“Love is Love” – Is love the basis of marriage?

                Advocates of same-sex marriage use the following argument: “Love” experienced by heterosexuals is the same as “love” experienced by homosexuals. (“Love is love.”) And, (as Frank Sinatra sang) “Love and marriage go together like a horse and carriage,”—that is, “love” is the basis for marriage. Therefore, all those who “love” (including same-sex “lovers”) have a right to marriage. Is love the basis of marriage?

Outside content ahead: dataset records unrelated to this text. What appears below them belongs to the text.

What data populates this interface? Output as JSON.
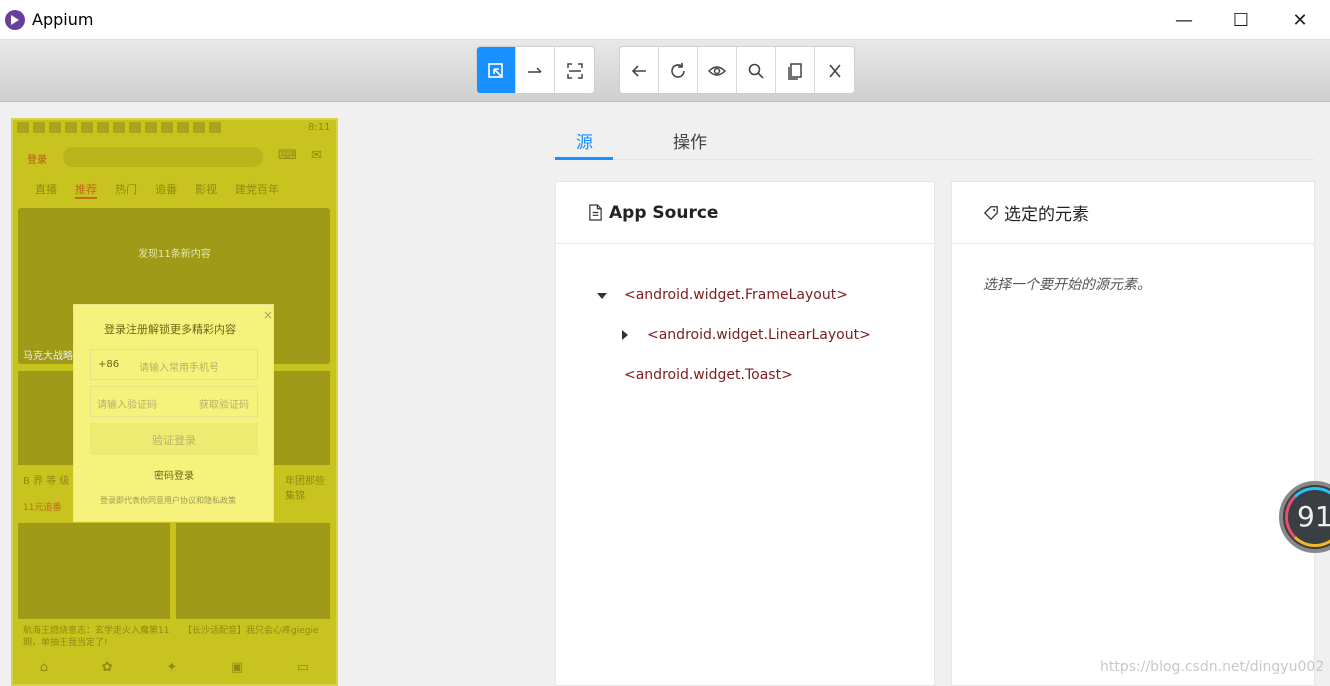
{
  "window": {
    "title": "Appium",
    "minimize": "—",
    "maximize": "☐",
    "close": "✕"
  },
  "toolbar": {
    "group1": [
      "select-element-icon",
      "swipe-icon",
      "tap-coordinates-icon"
    ],
    "group2": [
      "back-icon",
      "refresh-icon",
      "show-icon",
      "search-icon",
      "copy-xml-icon",
      "quit-icon"
    ]
  },
  "phone": {
    "time": "8:11",
    "login_link": "登录",
    "nav_tabs": [
      "直播",
      "推荐",
      "热门",
      "追番",
      "影视",
      "建党百年"
    ],
    "banner_notice": "发现11条新内容",
    "banner_title": "马克大战略",
    "card1_text": "B 界 等 级 向",
    "card1_sub": "11元追番",
    "card2_text": "年团那些集锦",
    "card3_title": "航海王燃烧意志：玄学走火入魔第11期，单抽王我当定了!",
    "card4_title": "【长沙话配音】我只会心疼giegie",
    "dialog": {
      "title": "登录注册解锁更多精彩内容",
      "country_code": "+86",
      "phone_placeholder": "请输入常用手机号",
      "code_placeholder": "请输入验证码",
      "get_code": "获取验证码",
      "verify_login": "验证登录",
      "password_login": "密码登录",
      "agreement": "登录即代表你同意用户协议和隐私政策",
      "close": "×"
    }
  },
  "tabs": {
    "source": "源",
    "actions": "操作"
  },
  "app_source": {
    "title": "App Source",
    "nodes": [
      {
        "label": "<android.widget.FrameLayout>",
        "expanded": true
      },
      {
        "label": "<android.widget.LinearLayout>",
        "expanded": false
      },
      {
        "label": "<android.widget.Toast>",
        "expanded": null
      }
    ]
  },
  "selected_element": {
    "title": "选定的元素",
    "hint": "选择一个要开始的源元素。"
  },
  "gauge": {
    "value": "91"
  },
  "watermark": "https://blog.csdn.net/dingyu002"
}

                In the play, Fiddler on the Roof, the idea that a man and a woman would get married because of “love” was opined as “a new style,” “radical,” and “a little crazy.” The notion prompted Tevye to ask Golde “Do you love me?” She had to wrestle with the answer because it never occurred to her that marriage would be based on such a notion since it wasn’t for them—they were “matched.” The notion that “love” ought to replace “tradition” as the basis of marriage won out in the play and in western culture.       However, for the vast majority of human history—and even today in many countries of the world—marriage was not based on “love,” but the decision of parents, and they made their decision based upon their religious beliefs. In other words, God was the basis of marriage, not “love.” The Bible says, “Whatsoever God has joined together, let not man put asunder” (Matthew 19:6). This doesn’t mean that the married should not love one another. After all, God is love—but “love” is not God. Believers don’t worship “love;” they worship God. Love is a consequence of a God-based marriage, not the basis of it. To make “love” into God is idolatry. In marriage, the love of the heterosexual is God-based; the love of the homosexual is not. The two are not the same.
                God bless you, and I love you.